Sorry about all the downtime on this site over the last few weeks: the pixies and their tiny wee pickaxes have been a little slow getting things going again.  (Next time I’m hiring actual web technicians.  Less cuteness, more speed.)

This is all in preparation for Exciting! New! Developments! here at, so stay tuned for… um… well, probably some more pixie-induced downtime.  And then, shiny things!  But first I’ve got a novel to finish.  I wonder if pixies can type?



7 thoughts on “Oops!”

  1. pixies do type very well but are a bit like monkeys trying to produce the entire works of shakespeare and dropping the word ‘banana’ in there somewhere. you never know what gets slipped in when you’re not looking. mind you on reading your fb comments I’m intrigued by the sofa of sex and wondering if I should go back to inspect your last book more closely – was it near the beginning in the common room?

  2. The Sofa of Sex resides in the Little Leaf cafe: it’s where Heidi really realises that everyone else is draped all over one another in couply fashion, and feels a bit left out. (Awwww.) I’ll snag you one of the shiny US editions when I get em, complete with Sofa of Sex on the cover!

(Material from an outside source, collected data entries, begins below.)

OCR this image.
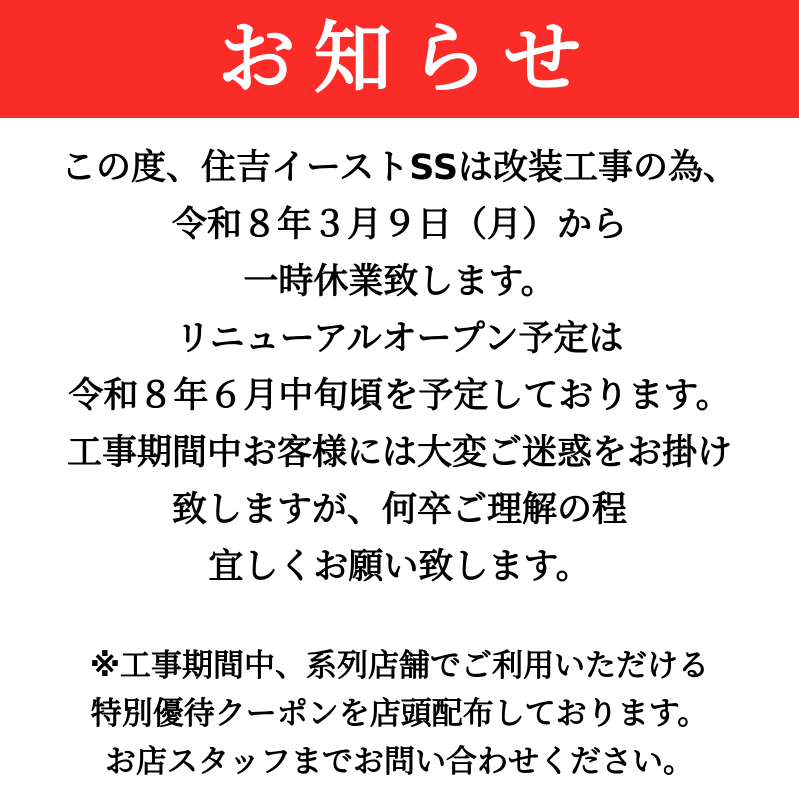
お知らせ
この度、住吉イーストSSは改装工事の為、
令和８年３月９日（月）から
一時休業致します。
リニューアルオープン予定は
令和８年６月中旬頃を予定しております。
工事期間中お客様には大変ご迷惑をお掛け
致しますが、何卒ご理解の程
宜しくお願い致します。
※工事期間中、系列店舗でご利用いただける
特別優待クーポンを店頭配布しております。
お店スタッフまでお問い合わせください。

    The original Sofa of Sex was in one of my college rooms. It was bright green and furry and the elastic bits under the cushions kept snapping, so every now and then it would hurl you unexpectedly into the arms of anyone else sitting on it. Romance through furniture. 🙂

  3. Ah Hah! You’re back. Brill!
    I remember the Sofa of Sex. Tried to cross it out before youngest read it. Har! She got there before me and lapped up your book.

  4. ah, I remember now. I was thinking it was the sofa in the common room where H was sitting with the boy who was only talking to her because he wanted her dad to let him stay out. or something. gawd it’s been a year since I read it, clearly I have to re-read. Maybe I’ll read the US one and see if I can spot the edits.

    The original sofa of sex sounds like something out of discworld. Sentient furniture can be dangerous.

  5. Dando – I can reassure your anxious parental mind that no sex ever takes place on the Sofa of Sex. It’s more the Sofa of Tea and Biscuits really: all highly civilised.

    Josie – I obviously have a sofa fixation. One day I will live in a flat big enough to fit one in.

    Tina – I am! Phew. Enjoy it, I’ll probably break it again quite soon.